For immediate release: March 24, 2009
Contact: Kyle Wiswall, Kate Slevin
Tri-State Transportation Campaign
P: 212-268-7474

Turnpike Widening Based on Bad Science, Not Supported by Data

Same congestion relief available through cheaper methods; Project undermines State Greenhouse Gas efforts

Trenton, NJ – An independent analysis released today shows that congestion relief on the New Jersey Turnpike can be achieved by less expensive and environmentally threatening methods than the planned expansion project. The report, which was prepared by Smart Mobility, Inc. and commissioned by the Tri-State Transportation Campaign, highlights multiple errors in the New Jersey Turnpike Authority's environmental review documents that overstate the need for the widening project.

"We commissioned this analysis because the New Jersey Turnpike Authority refused to investigate cheaper and more effective options to reduce congestion on the road," said Kate Slevin, executive director of Tri-State Transportation Campaign. "The report found what we feared, that this project is too large, too expensive, and based on bad science."

The state is planning to widen the New Jersey Turnpike by six lanes from exits 6 to 8A and by two lanes from exits 8A to 9, adding a total 170 lane miles.

The analysis found that the same congestion relief that would be achieved by the widening would be accomplished by improving congestion pricing methods already in place on the Turnpike. Currently, the Turnpike charges variable tolls depending on time of day with higher tolls charged during rush hours. By making these charges more flexible, both by price and according to the level of congestion on the road, the road can be "managed" in a way that keeps traffic flowing. If a greater level of management is necessary, a special, higher priced lane, known as a High-Occupancy Toll, or HOT, lane could be added. The HOT lane can be added to the road as is, or a limited, smaller widening can be pursued to accommodate it.

"Despite the effectiveness of these options at reducing congestion in the long-term, they weren't studied by the Turnpike Authority," said Slevin. "New Jerseyans deserve better."

Errors in modeling may overstate the projected traffic for the corridor by so much that there is no need for widening the road at all. When modeling is corrected, only 1 of the 8 segments of the project area is projected to be over capacity in 2032 – without building any new lanes. The analysis finds that several factors lead to the erroneous conclusions in the environmental review documents. In addition to incomplete modeling procedures, the state relies on several demographic measures that are unrealistic, including job creation in the area, the rate of suburban growth and growth of traffic.

The corridor will be exposed to a series of secondary impacts, such as sprawling development and increased driving, that weren't accounted for in the NJ Turnpike's environmental documents.

"The last thing New Jerseyans need is more sprawling development and more people on the road," said Kyle Wiswall, general counsel at the Campaign. "But according to the analysis, this is exactly what the Turnpike widening will bring."

"The numbers make you wonder just what the purpose of the widening is," Wiswall continued. "There is traffic that needs to be addressed, especially at the 8A merge, but if that can be remedied with cheaper and less damaging methods, why isn't the state looking into it?
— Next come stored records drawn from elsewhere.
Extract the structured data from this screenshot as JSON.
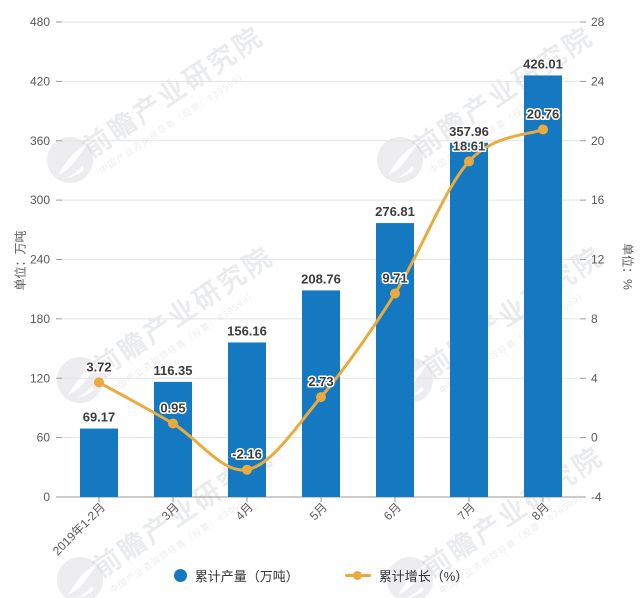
{
  "watermark": {
    "logo": "qianzhan-logo",
    "text": "前瞻产业研究院",
    "subtext": "中国产业咨询领导者（股票：839599）"
  },
  "chart_data": {
    "type": "bar+line",
    "categories": [
      "2019年1-2月",
      "3月",
      "4月",
      "5月",
      "6月",
      "7月",
      "8月"
    ],
    "series": [
      {
        "name": "累计产量（万吨）",
        "type": "bar",
        "axis": "left",
        "color": "#1579c1",
        "values": [
          69.17,
          116.35,
          156.16,
          208.76,
          276.81,
          357.96,
          426.01
        ]
      },
      {
        "name": "累计增长（%）",
        "type": "line",
        "axis": "right",
        "color": "#ebaa3d",
        "values": [
          3.72,
          0.95,
          -2.16,
          2.73,
          9.71,
          18.61,
          20.76
        ]
      }
    ],
    "left_axis": {
      "name": "单位：万吨",
      "min": 0,
      "max": 480,
      "ticks": [
        0,
        60,
        120,
        180,
        240,
        300,
        360,
        420,
        480
      ]
    },
    "right_axis": {
      "name": "单位：%",
      "min": -4,
      "max": 28,
      "ticks": [
        -4,
        0,
        4,
        8,
        12,
        16,
        20,
        24,
        28
      ]
    },
    "grid": true,
    "legend_position": "bottom",
    "styles": {
      "grid_color": "#e3e3e3",
      "axis_color": "#9a9a9a",
      "tick_label_color": "#595959",
      "data_label_color": "#3c3c3c"
    }
  }
}
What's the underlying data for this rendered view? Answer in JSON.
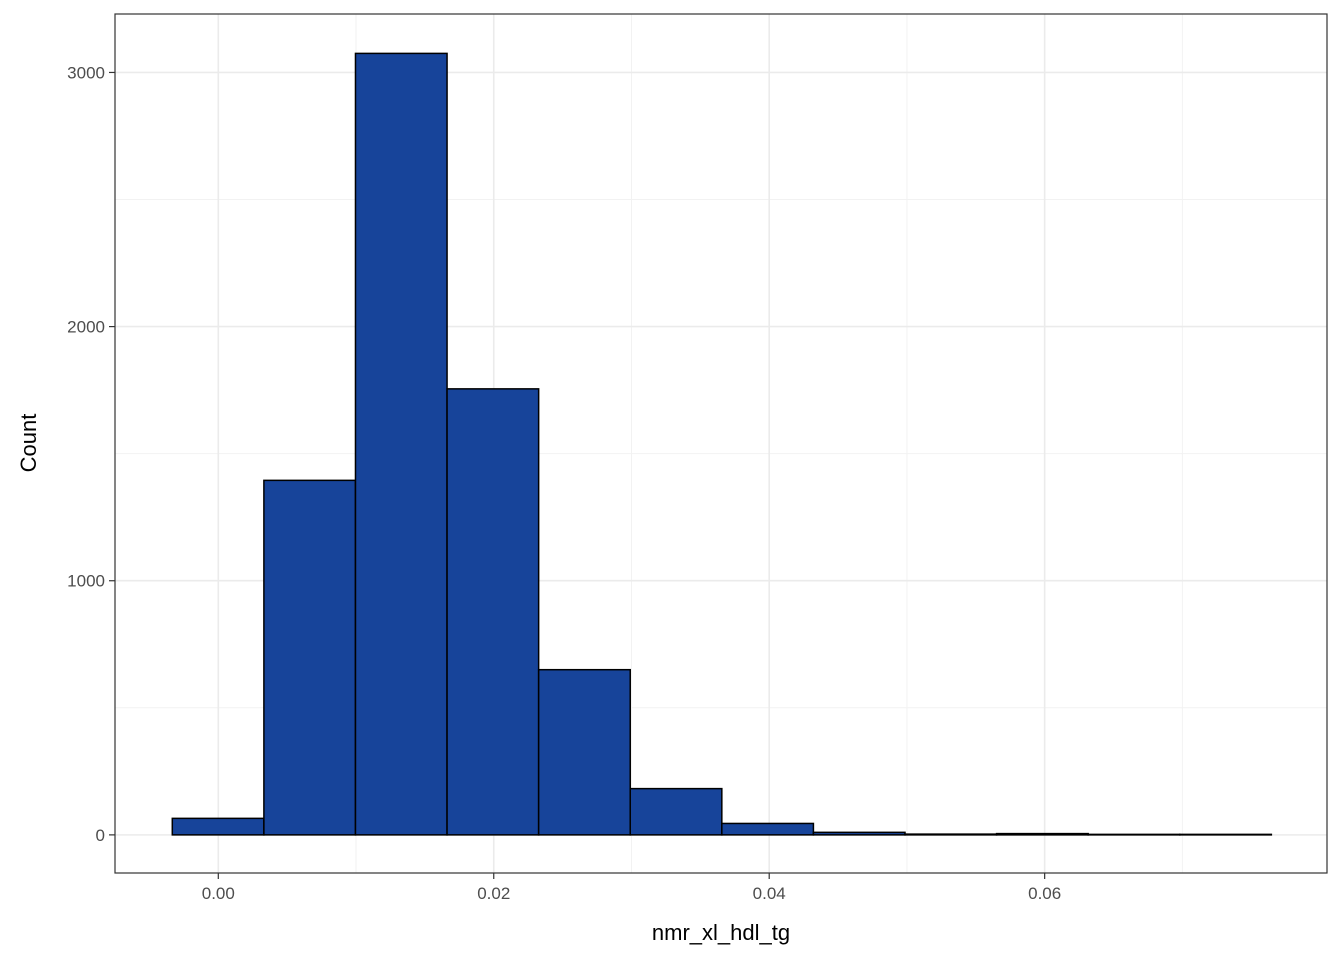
{
  "chart_data": {
    "type": "bar",
    "title": "",
    "xlabel": "nmr_xl_hdl_tg",
    "ylabel": "Count",
    "bin_edges": [
      -0.00334,
      0.00331,
      0.00996,
      0.01661,
      0.02326,
      0.02991,
      0.03656,
      0.04321,
      0.04986,
      0.05651,
      0.06316,
      0.06981,
      0.07646
    ],
    "values": [
      65,
      1395,
      3075,
      1755,
      650,
      182,
      45,
      10,
      3,
      5,
      2,
      2
    ],
    "xlim": [
      -0.0075,
      0.0805
    ],
    "ylim": [
      -150,
      3230
    ],
    "x_ticks": [
      0.0,
      0.02,
      0.04,
      0.06
    ],
    "x_tick_labels": [
      "0.00",
      "0.02",
      "0.04",
      "0.06"
    ],
    "y_ticks": [
      0,
      1000,
      2000,
      3000
    ],
    "y_tick_labels": [
      "0",
      "1000",
      "2000",
      "3000"
    ],
    "bar_fill": "#17449a",
    "bar_stroke": "#000000",
    "grid": true,
    "legend": "none"
  }
}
The report highlights the shaky foundation on which the state justifies a $2.7 billion project."

According to the report, greenhouse gas emissions is one of several impacts that the project's environmental review documents fail to disclose. The state acknowledges that the transportation sector is the largest and fastest growing portion of greenhouse gas emissions, comprising 36% of the state's total in 2004.1 Despite the acknowledged high impact, the environmental review documents do not disclose what the enormous capacity expansion on the highway will mean for emissions.

Others key concerns ignored by the documents include potential increased congestion on surrounding roads, overall higher levels of driving (increased VMT), and the offset of safety gains due to the higher levels of driving.

The full report is available at


1. Global Warming Response Act Recommendation Report, December 15, 2008, p. 14, available at


The Tri-State Transportation Campaign is a non-profit advocacy and policy organization working for a more balanced, transit-friendly, and equitable transportation system in New Jersey, Connecticut, and downstate New York.